Пока Буревой занимался мужскими делами, Мила зорко следила, чтобы в хуторе всё шло как надо. Особенно бдительно наблюдала за Ингигерд, которая хорошо управлялась со скотиной и неплохо пряла, да и прочих занятий не чуралась. Несмотря на нежную кожу рук, вроде и не тронутую каждодневной работой, умениями она оказалась не обделена. Конечно, Милу это нисколько не успокоило, но вместе с Буревоем приняли решение пока ничего не предпринимать — мол, наиграется и остынет. А к зиме, когда забот поменьше, отправят сватов к дочке Висмара. Та как раз в этом году вошла в возраст.

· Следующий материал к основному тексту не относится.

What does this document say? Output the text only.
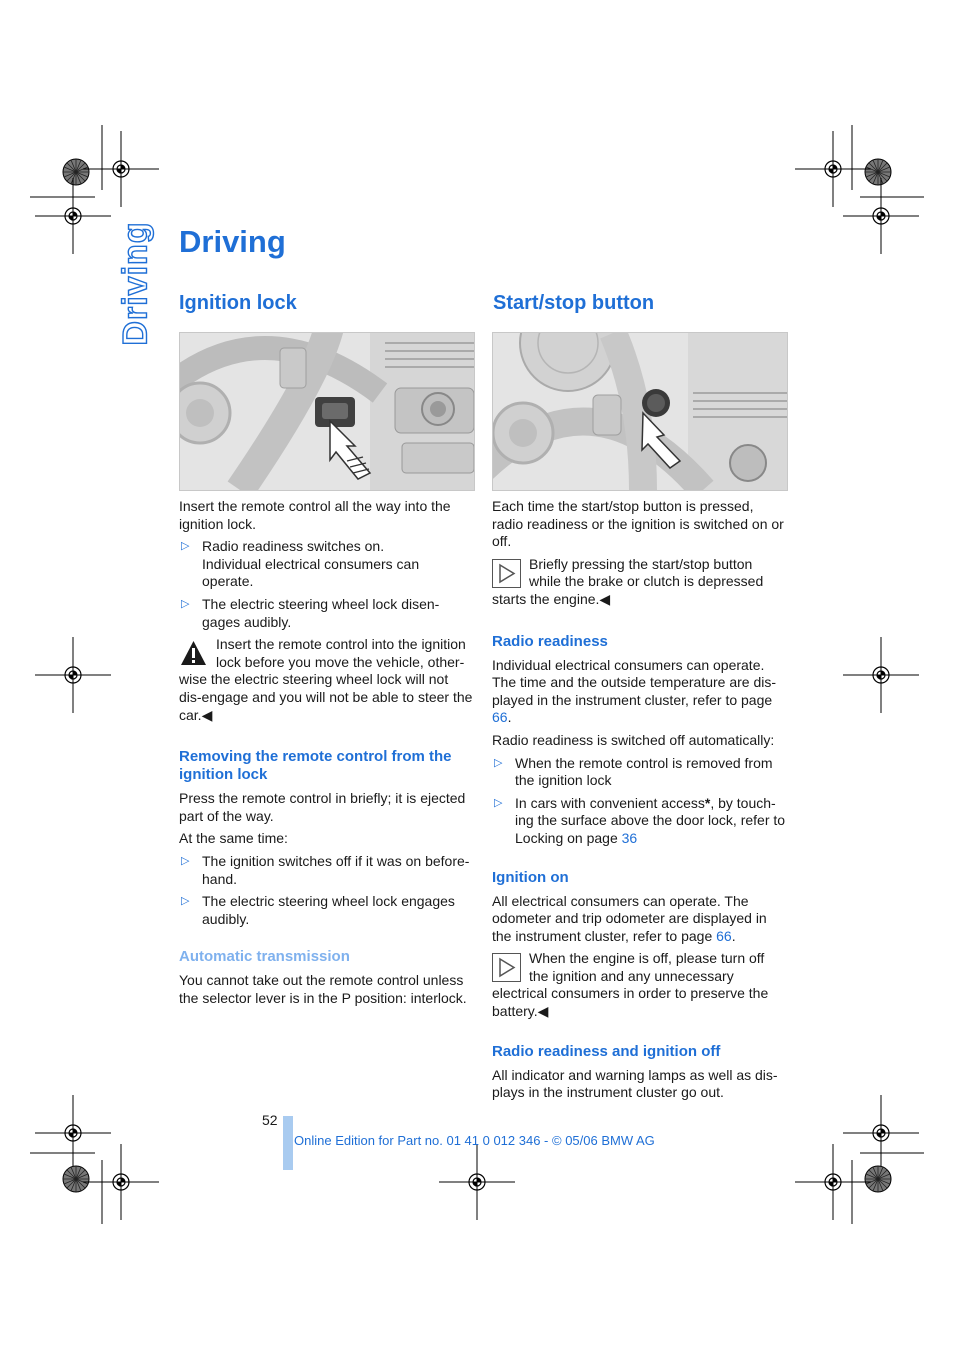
Driving Driving
Ignition lock	Start/stop button

Insert the remote control all the way into the ignition lock.

▷ Radio readiness switches on.
Individual electrical consumers can operate.
▷ The electric steering wheel lock disen-gages audibly.
Insert the remote control into the ignition lock before you move the vehicle, other-wise the electric steering wheel lock will not dis-engage and you will not be able to steer the car.◀
Removing the remote control from the ignition lock

Press the remote control in briefly; it is ejected part of the way.

At the same time:

▷ The ignition switches off if it was on before-hand.
▷ The electric steering wheel lock engages audibly.
Automatic transmission

You cannot take out the remote control unless the selector lever is in the P position: interlock.

Each time the start/stop button is pressed, radio readiness or the ignition is switched on or off.

Briefly pressing the start/stop button while the brake or clutch is depressed starts the engine.◀
Radio readiness

Individual electrical consumers can operate. The time and the outside temperature are dis-played in the instrument cluster, refer to page 66.

Radio readiness is switched off automatically:

▷ When the remote control is removed from the ignition lock
▷ In cars with convenient access*, by touch-ing the surface above the door lock, refer to Locking on page 36
Ignition on

All electrical consumers can operate. The odometer and trip odometer are displayed in the instrument cluster, refer to page 66.

When the engine is off, please turn off the ignition and any unnecessary electrical consumers in order to preserve the battery.◀
Radio readiness and ignition off

All indicator and warning lamps as well as dis-plays in the instrument cluster go out.

52
Online Edition for Part no. 01 41 0 012 346 - © 05/06 BMW AG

Время пролетало быстро. Занятая трудами, Ингигерд и не заметила, как миновала седмица, а за ней ещё одна… Новый быт даже начинал нравиться, а весёлый, бойкий Дражко всё чаще заставлял смеяться до упаду или смущённо краснеть. Будто и не было никогда прошлой жизни, где Энгуль гонял сыновей окрестных бондов, по улицам разносился запах рыбы и соли, а Сёльви, друг Ингвара, при любой удобной возможности крутился неподалёку, старательно изображая, что делает это совершенно случайно.
На пятнадцатый день Дражко с отцом и братом, прихватив товарищей из дружины, отправились на охоту. Вернуться они должны были только через пару ночей.
Ингигерд до заката ходила сама не своя, руки будто не слушались, а на зов она откликалась через раз. Радислава, заметив это, решила подбодрить:
— Не волнуйся! Ничего с твоим суженым не станется. Зато отдохнёшь немного от молодецкой прыти, — хихикнула она, после чего испугано оглянулась — не услышала ли грозная свекровушка.
Девушка лишь кивнула в ответ. Беспокойство действительно охватило думы, но не по этому поводу.
Олаф обещал найти её, как только представится случай. И что-то подсказывало — он наступил.